つい最近まで怖がっていた、天狗の姿のおじいちゃんを、僕は戸惑う事無く、真正面から見続けた。
「ふん……お前さんが覚悟をしとのるなら良い。これはの、センター長と話した事じゃが、お前さんが覚悟を決めているのなら、お前さんの記憶に関しての緘口令を解く」
「へっ?」
「つまりじゃ、儂等が知っている事は何でも話そう。しかし言っておくが、妖界の伏見稲荷大社で起こった事件に関しては、儂等は分からん。妲己ならば……その事件をある程度は知っているだろうが、話してくれるかどうかじゃな」
「…………」
いきなりの事で心臓が高鳴ってしまって、ちょっと怖くなっています。だってさ……心構えも無しに、今いきなりだよ。
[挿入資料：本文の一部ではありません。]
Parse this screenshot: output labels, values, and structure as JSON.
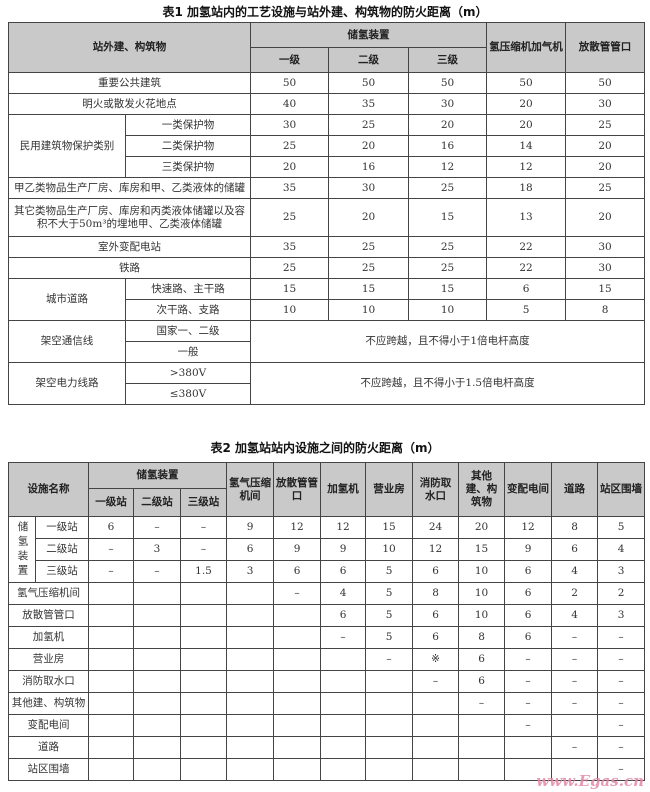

覚悟はしているとは言え、ちょっとは時間を置いても良いんじゃないでしょうか。
それに、伏見稲荷で起きた事件って事は、やっぱりあの後に何かあっんだ。
僕が知りたいのはその事だけど、もしかしたらおじいちゃんの話からでも、その記憶が甦るかも知れない。だから、怖い。
怖い……けれど、聞かないと前に進めない。何時までも、その失っている記憶にビクビクしていたら駄目だ。そこも変わらなきゃ。
「おじいちゃん、話して」
「ふむ、良かろう。しかし悪いが、他の者は――」
「カナちゃんと雪ちゃんだけは、聞いて欲しい。駄目? おじいちゃん」
「ぬぅ……まぁ、仕方ない。良かろう」
僕のその言葉に、2人は驚くかなと思ったんだけれど、思いの他真剣な顔付きで、僕を見ていました。
僕の考えが分かったのかな。自分の過去を教えるから、2人もいつか話してね、って事を。親友だからこそ、僕は2人に隠し事をしたくないんだよ。
「さて……儂が知っておるのは、お前さんが男子になってから、儂の家に住んでいる時じゃな」
そしておじいちゃんは、僕の横に座ると、天狗の姿から人間の姿になって、その事を淡々と話し始めた。
僕の閉ざされた、その60年を……。